Special Issue: Multiscale and Multifactor Stochastic Volatility Models and Data Analysis with Applications in Finance
Guest Editor
Prof. Jeong-Hoon Kim
Department of Mathematics, Yonsei University, Seoul 03722, Republic of Korea
Email: jhkim96@yonsei.ac.kr
Manuscript Topics
Volatility is a key variable in derivatives pricing and optimal asset allocation models. The Black-Scholes model for pricing an option and Markowitz mean-variance approach for portfolio optimization are widely known examples that largely depends on the measure of volatility. So, a better measure of volatility would bring more accurate prices of derivatives and more efficient capital allocation. The problem with volatility is that it is not directly observable in practice. One can observe some aspects of it using the transformed data from the respective derivative prices. Otherwise, we need to rely on a suitable construction of a model to forecast volatility. This is a plausible approach because volatility has a number of characteristics observed in many asset returns. Clustering, Mean-reversion, continuous movement with rare jumps, stationary property, asymmetric reaction to price increase and decrease (leverage), multiscale property and fractional nature are some of the well-known properties. It would be desirable to formulate a volatility model reflecting many of those properties while maintaining the computational efficiency of its practical implementation.

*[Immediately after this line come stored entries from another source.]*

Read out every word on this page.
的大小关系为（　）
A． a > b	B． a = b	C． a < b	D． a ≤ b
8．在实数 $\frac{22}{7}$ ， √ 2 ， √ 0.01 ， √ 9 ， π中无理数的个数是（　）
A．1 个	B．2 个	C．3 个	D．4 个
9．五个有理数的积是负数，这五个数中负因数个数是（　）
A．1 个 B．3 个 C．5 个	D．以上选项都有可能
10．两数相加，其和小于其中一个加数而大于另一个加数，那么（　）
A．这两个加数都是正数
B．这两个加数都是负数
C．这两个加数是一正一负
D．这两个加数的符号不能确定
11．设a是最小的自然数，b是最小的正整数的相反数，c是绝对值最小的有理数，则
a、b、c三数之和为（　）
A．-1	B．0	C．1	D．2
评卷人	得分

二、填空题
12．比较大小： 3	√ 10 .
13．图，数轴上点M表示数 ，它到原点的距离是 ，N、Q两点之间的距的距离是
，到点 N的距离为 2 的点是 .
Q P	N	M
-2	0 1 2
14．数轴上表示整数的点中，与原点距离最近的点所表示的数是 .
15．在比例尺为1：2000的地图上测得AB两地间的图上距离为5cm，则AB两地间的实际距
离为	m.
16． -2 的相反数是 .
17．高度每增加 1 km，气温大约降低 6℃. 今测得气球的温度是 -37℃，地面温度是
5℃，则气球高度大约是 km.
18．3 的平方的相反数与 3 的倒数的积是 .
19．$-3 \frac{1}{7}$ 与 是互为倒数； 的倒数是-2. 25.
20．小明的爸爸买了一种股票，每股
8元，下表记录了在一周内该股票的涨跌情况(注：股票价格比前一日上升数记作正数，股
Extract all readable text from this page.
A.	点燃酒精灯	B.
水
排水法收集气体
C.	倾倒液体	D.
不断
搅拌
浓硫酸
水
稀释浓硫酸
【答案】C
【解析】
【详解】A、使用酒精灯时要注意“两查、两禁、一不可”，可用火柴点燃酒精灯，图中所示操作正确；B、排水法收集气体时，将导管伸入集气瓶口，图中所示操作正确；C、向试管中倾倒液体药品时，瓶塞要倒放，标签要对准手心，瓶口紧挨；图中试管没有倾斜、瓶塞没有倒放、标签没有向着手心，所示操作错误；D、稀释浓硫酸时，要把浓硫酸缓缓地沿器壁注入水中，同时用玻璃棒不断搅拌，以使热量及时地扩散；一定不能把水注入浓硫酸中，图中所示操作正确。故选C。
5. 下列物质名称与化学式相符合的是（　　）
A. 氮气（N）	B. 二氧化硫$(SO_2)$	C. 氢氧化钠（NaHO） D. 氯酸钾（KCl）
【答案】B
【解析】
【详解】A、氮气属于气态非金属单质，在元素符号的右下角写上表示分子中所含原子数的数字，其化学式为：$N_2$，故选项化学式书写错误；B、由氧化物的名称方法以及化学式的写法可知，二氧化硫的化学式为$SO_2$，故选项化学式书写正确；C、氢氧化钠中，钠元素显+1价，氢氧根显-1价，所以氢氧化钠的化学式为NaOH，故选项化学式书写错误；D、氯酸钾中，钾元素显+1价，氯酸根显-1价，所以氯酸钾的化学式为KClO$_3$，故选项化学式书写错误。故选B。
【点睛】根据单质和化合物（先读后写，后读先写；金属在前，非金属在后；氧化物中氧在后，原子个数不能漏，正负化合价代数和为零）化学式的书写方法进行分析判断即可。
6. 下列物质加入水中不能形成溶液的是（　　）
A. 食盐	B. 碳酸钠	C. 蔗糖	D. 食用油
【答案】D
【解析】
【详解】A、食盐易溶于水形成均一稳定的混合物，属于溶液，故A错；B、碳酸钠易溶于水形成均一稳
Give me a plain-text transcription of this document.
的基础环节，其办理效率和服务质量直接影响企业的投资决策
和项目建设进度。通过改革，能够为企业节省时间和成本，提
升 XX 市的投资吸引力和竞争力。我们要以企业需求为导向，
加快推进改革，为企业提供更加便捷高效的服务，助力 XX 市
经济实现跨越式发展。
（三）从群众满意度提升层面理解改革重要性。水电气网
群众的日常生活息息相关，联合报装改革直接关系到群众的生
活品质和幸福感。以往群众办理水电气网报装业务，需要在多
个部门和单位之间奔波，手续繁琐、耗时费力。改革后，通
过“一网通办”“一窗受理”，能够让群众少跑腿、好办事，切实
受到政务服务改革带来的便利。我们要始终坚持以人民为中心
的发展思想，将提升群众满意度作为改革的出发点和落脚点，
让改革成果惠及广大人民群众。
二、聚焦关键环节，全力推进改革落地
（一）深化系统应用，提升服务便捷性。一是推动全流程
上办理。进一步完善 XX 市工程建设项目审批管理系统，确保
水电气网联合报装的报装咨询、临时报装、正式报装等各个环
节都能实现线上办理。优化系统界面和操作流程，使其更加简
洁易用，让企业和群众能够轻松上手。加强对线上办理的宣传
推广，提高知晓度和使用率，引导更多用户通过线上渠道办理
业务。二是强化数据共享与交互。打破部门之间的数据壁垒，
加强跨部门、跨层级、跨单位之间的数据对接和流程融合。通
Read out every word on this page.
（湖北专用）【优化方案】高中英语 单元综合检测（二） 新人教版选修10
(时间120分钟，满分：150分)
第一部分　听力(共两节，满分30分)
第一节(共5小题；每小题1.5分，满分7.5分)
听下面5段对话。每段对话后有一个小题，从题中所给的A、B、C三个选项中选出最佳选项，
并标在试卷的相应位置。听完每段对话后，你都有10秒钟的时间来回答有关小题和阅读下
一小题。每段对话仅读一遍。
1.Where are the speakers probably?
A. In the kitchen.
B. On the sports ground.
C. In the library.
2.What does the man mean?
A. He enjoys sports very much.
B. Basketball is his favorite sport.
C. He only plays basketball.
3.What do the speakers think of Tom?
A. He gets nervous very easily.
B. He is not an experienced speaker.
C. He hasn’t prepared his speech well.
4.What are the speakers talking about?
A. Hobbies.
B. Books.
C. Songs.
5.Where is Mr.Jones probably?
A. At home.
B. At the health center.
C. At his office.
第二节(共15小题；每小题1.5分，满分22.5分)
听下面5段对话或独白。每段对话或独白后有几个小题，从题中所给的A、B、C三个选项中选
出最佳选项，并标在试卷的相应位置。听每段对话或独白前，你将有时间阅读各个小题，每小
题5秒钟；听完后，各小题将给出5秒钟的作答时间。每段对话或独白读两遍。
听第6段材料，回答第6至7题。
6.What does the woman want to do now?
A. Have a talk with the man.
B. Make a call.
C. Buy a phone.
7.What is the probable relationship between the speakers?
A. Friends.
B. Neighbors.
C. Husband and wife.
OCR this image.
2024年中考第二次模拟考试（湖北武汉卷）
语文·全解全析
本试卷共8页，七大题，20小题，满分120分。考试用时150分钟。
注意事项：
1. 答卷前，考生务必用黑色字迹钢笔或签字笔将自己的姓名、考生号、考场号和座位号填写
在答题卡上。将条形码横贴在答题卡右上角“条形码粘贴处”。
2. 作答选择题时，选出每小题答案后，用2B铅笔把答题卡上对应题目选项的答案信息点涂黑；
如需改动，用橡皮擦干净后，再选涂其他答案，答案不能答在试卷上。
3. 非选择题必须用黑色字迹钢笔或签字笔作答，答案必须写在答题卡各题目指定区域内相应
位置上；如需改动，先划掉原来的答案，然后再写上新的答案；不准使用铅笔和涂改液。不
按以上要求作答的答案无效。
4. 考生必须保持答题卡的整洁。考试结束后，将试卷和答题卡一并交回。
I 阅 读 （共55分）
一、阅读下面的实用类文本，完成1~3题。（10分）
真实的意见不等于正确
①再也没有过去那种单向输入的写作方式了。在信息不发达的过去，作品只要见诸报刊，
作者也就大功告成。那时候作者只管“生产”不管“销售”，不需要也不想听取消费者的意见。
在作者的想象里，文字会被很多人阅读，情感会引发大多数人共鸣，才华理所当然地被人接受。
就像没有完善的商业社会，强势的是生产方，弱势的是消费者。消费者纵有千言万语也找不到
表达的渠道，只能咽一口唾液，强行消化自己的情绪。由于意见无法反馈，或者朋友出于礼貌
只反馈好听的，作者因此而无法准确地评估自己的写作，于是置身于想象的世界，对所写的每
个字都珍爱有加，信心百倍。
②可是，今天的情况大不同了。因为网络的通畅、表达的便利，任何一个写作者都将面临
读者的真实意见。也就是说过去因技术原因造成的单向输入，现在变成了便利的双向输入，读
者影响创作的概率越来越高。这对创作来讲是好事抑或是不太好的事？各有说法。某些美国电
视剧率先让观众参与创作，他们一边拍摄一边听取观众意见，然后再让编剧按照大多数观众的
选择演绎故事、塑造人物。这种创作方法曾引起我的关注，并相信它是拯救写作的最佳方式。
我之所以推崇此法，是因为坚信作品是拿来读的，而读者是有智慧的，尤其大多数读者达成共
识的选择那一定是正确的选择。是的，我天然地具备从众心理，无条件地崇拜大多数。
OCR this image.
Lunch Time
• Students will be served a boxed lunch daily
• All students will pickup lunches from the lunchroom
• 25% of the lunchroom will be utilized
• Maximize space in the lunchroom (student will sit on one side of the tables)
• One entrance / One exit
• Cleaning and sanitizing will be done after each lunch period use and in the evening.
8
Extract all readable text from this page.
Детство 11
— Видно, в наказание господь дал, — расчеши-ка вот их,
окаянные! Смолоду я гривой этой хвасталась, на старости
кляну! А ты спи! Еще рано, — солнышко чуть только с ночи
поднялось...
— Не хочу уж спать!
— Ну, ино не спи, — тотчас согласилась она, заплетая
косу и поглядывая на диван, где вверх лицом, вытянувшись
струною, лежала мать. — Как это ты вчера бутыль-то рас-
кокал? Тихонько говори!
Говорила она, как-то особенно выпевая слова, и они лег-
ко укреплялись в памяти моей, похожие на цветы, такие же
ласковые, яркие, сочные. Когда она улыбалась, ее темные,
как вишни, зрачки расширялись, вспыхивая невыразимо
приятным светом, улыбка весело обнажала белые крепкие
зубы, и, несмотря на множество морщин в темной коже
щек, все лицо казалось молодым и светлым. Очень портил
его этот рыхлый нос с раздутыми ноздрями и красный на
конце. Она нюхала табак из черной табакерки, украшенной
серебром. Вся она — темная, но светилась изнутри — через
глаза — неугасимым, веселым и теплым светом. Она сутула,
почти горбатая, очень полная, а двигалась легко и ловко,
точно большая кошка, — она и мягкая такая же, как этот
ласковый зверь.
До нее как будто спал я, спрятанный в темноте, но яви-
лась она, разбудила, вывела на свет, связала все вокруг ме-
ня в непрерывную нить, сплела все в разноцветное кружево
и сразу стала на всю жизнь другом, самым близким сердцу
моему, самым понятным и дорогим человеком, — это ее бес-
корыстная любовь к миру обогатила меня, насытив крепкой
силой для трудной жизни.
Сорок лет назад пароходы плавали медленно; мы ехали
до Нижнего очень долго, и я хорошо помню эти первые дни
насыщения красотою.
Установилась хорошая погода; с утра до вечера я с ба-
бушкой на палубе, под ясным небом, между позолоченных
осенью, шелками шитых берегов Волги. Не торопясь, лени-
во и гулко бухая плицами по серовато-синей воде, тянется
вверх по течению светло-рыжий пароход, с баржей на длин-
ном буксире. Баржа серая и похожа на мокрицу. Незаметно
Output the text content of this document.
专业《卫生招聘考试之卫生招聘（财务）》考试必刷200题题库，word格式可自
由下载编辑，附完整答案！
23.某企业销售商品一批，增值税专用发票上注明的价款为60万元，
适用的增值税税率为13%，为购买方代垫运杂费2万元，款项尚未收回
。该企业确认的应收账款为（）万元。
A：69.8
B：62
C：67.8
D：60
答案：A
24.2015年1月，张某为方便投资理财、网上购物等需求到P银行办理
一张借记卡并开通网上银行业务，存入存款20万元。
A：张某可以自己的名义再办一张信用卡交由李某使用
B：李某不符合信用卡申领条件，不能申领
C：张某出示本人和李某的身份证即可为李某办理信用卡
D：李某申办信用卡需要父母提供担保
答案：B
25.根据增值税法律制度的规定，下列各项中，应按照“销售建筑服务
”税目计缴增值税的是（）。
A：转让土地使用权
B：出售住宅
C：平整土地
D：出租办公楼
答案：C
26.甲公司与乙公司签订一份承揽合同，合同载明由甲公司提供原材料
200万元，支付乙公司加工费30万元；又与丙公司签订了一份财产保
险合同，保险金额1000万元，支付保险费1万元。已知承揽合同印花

This special topic issue of AIMS Mathematics focuses on mathematical volatility models and their applications in finance, with an emphasis on the combined structure of diverse nature of volatility itself or other factors influencing the degree of variation of a price series over time. The special issue presents recent high-quality original results related to hybrid mathematical volatility models as well as the wide range of their applications in finance from leading experts in the field. Topics of interest include, but are not limited to, derivatives pricing and portfolio optimization based on multiscale stochastic volatility models, hybrid stochastic-local volatility models, hybrid stochastic volatility and stochastic interest rate models, jump-diffusion models, fractional volatility models or multi-factor stochastic volatility models combining the existing single-factor volatility models. Novel methods are welcomed from a variety of academic areas such as mathematics, data science (machine learning) and engineering. The issue is expected to stimulate further interdisciplinary research in financial mathematics area.